A former victim of child trafficking and child labour, Mr James Kofi Annan, has been presented with the international award he won in September for his efforts at ending child servitude in Ghana.
The Frederick Douglas Award is given to an individual who has survived a form of slavery and is now using his of her life to help others.
It was presented to Mr Annan on September 15 at the Freedom Awards in Los Angeles, USA, by the South African human rights activist and Nobel laureate, Archbishop Desmond Tutu.
A local presentation of the award was held at the National Youth Centre in Accra on Tuesday.
Forced to work in the fishing industry at the age of six, Mr Annan succeeded in escaping and funding himself through school, eventually rising to become a manager at Barclays Bank, Ghana.
He has since devoted all his disposable income towards founding and developing a children's charity, Challenging Heights, a non-governmental organisation devoted to fighting the root causes of exploitative child labour and helping children gain access to education and opportunities for development.
Last year, Mr Annan decided to give up his job at Barclays and the lucrative salary it entailed to allow him to focus full-time on working for Challenging Heights.
The Frederick Douglas Award included prize money of $10,000 for the personal use of the recipient, which Mr Annan has said he will also dedicate to the cause.
Mr Emmanuel Otoo, the National Co-ordinator for Free The Slaves, the organisation behind the award, also expressed admiration for Mr Annan's efforts.
He said the key factor was that Mr Annan was not sitting back, after surviving his ordeal, but working to help people suffering in the same way.
Both Mr Otoo and Mr Annan highlighted the results of a study which indicated that 39 per cent of children in Ghana are economically active, with almost a quarter of a million employed in the worst forms of child labour.

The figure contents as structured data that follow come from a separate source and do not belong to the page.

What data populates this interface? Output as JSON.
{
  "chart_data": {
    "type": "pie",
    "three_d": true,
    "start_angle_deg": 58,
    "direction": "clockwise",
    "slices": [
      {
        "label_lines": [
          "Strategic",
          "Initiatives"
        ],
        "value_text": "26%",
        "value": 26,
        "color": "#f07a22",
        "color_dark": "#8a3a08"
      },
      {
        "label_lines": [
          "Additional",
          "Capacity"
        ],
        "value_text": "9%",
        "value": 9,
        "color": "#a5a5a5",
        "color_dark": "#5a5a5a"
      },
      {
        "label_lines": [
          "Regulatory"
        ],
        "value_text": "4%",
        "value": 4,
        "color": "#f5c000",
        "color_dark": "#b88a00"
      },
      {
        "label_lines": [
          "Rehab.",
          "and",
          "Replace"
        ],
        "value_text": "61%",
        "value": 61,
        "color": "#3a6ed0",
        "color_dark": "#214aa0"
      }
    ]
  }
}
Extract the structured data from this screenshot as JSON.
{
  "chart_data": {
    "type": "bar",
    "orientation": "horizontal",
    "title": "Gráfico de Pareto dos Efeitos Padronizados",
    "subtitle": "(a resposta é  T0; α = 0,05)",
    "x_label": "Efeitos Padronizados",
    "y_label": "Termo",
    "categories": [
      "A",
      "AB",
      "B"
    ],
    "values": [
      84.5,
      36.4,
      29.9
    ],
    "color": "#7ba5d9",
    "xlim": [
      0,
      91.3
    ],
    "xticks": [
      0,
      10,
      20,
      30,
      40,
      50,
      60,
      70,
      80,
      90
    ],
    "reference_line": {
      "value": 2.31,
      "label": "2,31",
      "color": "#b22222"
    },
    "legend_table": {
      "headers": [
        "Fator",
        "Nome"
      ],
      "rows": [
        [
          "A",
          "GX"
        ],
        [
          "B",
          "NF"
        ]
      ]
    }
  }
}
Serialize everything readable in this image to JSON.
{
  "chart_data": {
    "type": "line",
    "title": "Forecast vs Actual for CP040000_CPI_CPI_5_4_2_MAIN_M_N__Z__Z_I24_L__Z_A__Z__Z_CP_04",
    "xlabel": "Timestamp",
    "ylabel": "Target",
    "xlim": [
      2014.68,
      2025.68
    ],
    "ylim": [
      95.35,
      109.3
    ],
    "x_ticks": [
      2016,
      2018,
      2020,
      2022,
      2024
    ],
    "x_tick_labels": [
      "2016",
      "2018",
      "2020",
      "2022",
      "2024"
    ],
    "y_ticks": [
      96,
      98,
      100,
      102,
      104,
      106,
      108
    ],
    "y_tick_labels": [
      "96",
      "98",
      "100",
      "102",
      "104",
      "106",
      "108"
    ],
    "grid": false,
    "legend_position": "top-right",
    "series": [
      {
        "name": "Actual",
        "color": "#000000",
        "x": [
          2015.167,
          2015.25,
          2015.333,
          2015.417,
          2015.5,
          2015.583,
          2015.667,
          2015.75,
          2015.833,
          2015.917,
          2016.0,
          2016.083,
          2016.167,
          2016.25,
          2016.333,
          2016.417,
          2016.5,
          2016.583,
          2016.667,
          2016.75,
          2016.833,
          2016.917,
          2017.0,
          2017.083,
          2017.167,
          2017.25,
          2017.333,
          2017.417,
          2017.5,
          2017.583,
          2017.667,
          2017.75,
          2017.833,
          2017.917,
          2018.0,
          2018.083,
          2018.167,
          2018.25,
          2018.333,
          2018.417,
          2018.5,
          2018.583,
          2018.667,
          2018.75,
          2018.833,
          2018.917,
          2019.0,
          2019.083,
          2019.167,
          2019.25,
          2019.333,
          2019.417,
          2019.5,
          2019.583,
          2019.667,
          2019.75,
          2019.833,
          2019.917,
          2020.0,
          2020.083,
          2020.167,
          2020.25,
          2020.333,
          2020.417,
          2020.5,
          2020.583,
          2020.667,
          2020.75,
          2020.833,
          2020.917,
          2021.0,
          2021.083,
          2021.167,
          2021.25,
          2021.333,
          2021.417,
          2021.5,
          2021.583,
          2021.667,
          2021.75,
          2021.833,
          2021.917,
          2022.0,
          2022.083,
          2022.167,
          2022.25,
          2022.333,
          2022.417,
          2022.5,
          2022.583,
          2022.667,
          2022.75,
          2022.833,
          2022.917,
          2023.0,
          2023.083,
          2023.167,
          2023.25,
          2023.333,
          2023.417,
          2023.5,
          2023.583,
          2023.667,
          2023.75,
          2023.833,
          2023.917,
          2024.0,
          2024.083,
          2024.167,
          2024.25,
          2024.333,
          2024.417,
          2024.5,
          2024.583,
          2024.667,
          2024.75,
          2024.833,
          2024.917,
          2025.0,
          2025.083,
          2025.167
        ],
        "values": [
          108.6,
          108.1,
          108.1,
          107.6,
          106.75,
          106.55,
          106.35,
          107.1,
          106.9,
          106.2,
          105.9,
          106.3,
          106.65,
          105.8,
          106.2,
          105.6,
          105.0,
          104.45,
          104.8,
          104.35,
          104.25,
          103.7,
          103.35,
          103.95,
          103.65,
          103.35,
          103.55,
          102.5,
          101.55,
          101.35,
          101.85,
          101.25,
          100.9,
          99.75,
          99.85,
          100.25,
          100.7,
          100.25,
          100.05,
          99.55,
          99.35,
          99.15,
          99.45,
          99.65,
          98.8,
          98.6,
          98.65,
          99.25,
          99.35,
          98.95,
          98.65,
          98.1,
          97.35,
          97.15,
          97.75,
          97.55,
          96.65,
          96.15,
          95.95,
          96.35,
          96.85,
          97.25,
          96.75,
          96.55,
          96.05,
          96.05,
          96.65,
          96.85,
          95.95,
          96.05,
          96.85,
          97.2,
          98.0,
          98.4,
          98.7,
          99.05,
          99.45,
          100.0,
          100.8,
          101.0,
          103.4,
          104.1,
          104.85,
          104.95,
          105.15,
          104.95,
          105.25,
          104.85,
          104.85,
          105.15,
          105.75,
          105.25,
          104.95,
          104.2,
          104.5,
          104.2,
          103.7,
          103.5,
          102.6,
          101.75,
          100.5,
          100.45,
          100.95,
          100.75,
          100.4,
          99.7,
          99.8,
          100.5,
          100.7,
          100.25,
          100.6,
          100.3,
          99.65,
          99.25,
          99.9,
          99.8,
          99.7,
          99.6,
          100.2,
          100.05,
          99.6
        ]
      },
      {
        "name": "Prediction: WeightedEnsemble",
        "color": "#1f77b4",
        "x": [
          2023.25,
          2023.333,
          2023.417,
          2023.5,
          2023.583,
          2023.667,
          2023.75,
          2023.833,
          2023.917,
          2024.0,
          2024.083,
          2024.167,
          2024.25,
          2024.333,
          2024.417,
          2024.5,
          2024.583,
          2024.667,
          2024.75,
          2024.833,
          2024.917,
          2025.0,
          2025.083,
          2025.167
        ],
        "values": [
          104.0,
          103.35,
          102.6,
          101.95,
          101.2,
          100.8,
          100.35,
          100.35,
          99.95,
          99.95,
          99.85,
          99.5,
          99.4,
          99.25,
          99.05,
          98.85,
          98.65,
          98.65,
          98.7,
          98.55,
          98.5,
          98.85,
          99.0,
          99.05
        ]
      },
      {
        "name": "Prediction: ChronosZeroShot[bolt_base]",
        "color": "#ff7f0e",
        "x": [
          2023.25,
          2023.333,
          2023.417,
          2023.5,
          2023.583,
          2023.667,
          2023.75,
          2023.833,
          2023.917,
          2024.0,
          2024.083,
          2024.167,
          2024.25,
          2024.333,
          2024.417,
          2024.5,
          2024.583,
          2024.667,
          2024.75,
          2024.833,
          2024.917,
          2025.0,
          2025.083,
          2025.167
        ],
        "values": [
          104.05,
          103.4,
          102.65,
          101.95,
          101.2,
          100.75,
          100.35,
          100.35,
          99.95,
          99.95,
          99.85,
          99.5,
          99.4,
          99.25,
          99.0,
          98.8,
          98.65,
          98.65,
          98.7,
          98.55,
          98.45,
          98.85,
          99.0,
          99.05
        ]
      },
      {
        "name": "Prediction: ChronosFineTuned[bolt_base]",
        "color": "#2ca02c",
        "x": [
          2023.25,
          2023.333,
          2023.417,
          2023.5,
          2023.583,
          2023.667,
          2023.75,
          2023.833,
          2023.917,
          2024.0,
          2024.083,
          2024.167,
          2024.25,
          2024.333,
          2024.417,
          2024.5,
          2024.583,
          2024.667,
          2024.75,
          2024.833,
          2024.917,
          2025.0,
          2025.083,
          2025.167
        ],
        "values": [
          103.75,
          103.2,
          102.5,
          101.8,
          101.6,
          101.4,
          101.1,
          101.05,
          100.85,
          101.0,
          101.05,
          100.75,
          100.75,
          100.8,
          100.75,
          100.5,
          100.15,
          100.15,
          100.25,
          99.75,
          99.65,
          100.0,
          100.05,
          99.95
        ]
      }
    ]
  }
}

Mr Annan believed those figures did not adequately reflect the problem due to the difficulty involved in accessing some of the areas where the problem was most widespread.
He said the 1998 Children's Act, the 2005 Anti-Human Trafficking Act and government initiatives such as the capitation grant and the school feeding programme were all steps in the right direction but insisted that there was more that needed to be done.
He issued an appeal to all Ghanaians to get involved in the fight against the exploitation of children.
“Directly or indirectly, we have all supported child trafficking and child labour and so we must all do something to stop the act,” he said.
“I believe we should, as a nation, admit the enormity of the situation,” he stated, warning that denying the extent of the problem meant postponing the right to protect vulnerable children.
As a symbolic gesture to emphasise that point, Mr Annan presented his award to his half brother and fellow victim, George Kweku Annan, and formally dedicated his award “to the numerous children who work day and night to feed the good people of this country”.
The Project Co-ordinator for the International Labour Organisation (ILO), Mr Kwame Mensah, praised Mr Annan's work and said the ILO was happy to be part of the campaign against child exploitation.
He warned, however, that it would take more than one person to solve the problem and that a “critical mass” of public awareness was needed before change could be brought about.